The woman in the bakery across the street from the grate was very nice about giving her $19.40 change for a croissant.
“You did what?” Angie yelled, but she dutifully went across the hall to Annie’s apartment and listened to her tape.
“No, no message from Harry.”
It was 6:50 as Annie placed a second call to the utility company. She couldn’t wait any longer. She’d just have to start over tomorrow. She could see the writing on the wall. This was going to be just like the time one of her contact lenses lay in the dirty water in her lavatory trap for three days while she waited for the maintenance man to come back from vacation.
The dispatcher was trying to radio the closest service unit when a familiar beige-and-brown truck stopped in front of the arcade where she was using the phone. Her heroes had arrived.
One hero was short, old, and fat, chomping on a cigar. Annie thought he was beautiful. The other hero looked like a young George Peppard, with a healthy shock of prematurely silver hair. This was a PG&E man?
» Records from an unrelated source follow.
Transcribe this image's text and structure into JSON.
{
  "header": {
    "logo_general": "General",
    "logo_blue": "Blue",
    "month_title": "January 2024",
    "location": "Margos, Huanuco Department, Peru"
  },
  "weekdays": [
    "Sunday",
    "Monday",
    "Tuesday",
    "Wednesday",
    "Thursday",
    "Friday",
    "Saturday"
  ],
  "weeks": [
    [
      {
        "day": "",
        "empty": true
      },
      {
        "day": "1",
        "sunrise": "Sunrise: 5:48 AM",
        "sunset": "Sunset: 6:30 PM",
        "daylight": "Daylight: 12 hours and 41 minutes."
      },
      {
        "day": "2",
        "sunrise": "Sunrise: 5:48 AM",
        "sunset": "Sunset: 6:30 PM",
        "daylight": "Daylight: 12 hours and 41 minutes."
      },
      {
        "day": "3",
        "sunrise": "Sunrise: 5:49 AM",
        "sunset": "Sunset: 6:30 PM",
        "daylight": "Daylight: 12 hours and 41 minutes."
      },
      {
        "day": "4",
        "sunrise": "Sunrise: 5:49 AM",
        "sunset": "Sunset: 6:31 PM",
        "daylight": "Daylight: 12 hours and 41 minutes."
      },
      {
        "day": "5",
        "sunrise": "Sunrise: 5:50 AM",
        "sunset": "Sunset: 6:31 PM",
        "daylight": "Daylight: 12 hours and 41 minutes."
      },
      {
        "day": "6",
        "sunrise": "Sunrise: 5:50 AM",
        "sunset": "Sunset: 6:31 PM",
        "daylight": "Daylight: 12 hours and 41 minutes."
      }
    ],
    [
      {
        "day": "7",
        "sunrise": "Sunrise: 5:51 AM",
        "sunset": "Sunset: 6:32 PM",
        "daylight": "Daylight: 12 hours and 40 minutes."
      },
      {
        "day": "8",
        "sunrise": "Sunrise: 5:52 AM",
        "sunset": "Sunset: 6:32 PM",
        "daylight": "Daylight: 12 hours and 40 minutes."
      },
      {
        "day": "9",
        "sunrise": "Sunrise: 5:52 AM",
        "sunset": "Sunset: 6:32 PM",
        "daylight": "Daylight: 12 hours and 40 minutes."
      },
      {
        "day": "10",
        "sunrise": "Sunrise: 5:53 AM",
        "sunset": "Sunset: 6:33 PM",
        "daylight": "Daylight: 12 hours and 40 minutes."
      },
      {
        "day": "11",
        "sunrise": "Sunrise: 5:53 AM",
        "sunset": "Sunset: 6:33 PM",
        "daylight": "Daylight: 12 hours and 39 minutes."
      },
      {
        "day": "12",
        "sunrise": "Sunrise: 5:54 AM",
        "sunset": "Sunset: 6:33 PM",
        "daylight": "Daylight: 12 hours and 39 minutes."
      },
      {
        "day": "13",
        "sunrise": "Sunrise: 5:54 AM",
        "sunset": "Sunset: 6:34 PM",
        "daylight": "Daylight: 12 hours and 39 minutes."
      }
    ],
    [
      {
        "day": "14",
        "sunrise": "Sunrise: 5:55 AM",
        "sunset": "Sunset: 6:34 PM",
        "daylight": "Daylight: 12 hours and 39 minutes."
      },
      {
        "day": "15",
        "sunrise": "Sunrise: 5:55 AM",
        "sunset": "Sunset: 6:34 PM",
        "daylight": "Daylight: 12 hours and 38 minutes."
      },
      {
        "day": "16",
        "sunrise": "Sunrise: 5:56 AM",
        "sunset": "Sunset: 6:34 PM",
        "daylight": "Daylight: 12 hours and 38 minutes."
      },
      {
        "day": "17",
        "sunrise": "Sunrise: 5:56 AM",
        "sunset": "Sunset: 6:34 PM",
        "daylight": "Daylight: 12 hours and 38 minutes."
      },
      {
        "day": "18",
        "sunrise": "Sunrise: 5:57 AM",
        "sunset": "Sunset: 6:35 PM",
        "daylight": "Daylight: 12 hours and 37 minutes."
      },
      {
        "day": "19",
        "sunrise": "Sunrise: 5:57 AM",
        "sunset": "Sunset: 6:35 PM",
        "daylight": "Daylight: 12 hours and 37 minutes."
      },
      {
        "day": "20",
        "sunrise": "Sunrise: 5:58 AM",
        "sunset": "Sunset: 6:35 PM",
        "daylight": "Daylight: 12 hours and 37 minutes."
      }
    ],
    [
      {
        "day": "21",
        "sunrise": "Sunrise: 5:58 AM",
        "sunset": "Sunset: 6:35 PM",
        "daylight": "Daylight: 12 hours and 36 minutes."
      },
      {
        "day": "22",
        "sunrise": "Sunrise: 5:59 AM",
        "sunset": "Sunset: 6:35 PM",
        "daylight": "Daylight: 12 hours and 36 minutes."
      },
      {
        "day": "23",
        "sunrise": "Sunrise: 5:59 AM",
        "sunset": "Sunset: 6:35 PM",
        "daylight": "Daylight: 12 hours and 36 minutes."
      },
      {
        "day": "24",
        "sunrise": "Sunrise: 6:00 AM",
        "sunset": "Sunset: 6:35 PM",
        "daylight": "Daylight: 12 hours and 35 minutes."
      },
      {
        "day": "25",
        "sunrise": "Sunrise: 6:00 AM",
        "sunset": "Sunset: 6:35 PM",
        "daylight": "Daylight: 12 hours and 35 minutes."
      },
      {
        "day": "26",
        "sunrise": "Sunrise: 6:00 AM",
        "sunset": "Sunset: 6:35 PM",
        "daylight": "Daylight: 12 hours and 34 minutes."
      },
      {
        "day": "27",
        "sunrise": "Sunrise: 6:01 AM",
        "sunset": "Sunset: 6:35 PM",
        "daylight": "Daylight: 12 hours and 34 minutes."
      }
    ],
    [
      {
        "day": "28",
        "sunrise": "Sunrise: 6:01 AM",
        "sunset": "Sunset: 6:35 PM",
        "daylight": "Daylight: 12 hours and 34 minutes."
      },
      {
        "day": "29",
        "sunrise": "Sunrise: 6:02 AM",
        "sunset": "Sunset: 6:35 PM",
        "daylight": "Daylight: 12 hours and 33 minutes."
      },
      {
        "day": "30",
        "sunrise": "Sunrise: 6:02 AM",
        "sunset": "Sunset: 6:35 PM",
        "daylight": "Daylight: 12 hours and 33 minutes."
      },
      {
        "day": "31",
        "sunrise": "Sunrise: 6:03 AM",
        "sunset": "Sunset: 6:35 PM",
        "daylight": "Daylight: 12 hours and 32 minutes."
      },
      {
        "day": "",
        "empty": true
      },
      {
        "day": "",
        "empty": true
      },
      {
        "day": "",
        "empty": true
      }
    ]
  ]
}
They were both very jolly about her predicament.
“Never had a call like this before,” said the Peppard look-alike. “But we’re always glad to help.”
She couldn’t believe it. This was a big grate and there were thousands of them all over the city. Surely other people dropped thousands of dollars’ worth of personal items down them daily. Maybe they just didn’t have a nice elderly gentleman nearby to urge them to call when they did. There was probably a whole treasure trove down there.
They lifted the grate and, while the younger man stood guard, the older man climbed down a ladder inside. Annie peered over the edge and almost fainted. The bottom was twenty feet below. This wasn’t just a hole, it was a subterranean passage painted battleship-gray, linking God knows what throughout the city. It reminded her of a tunnel in a James Bond movie. What did PG&E have going on down there?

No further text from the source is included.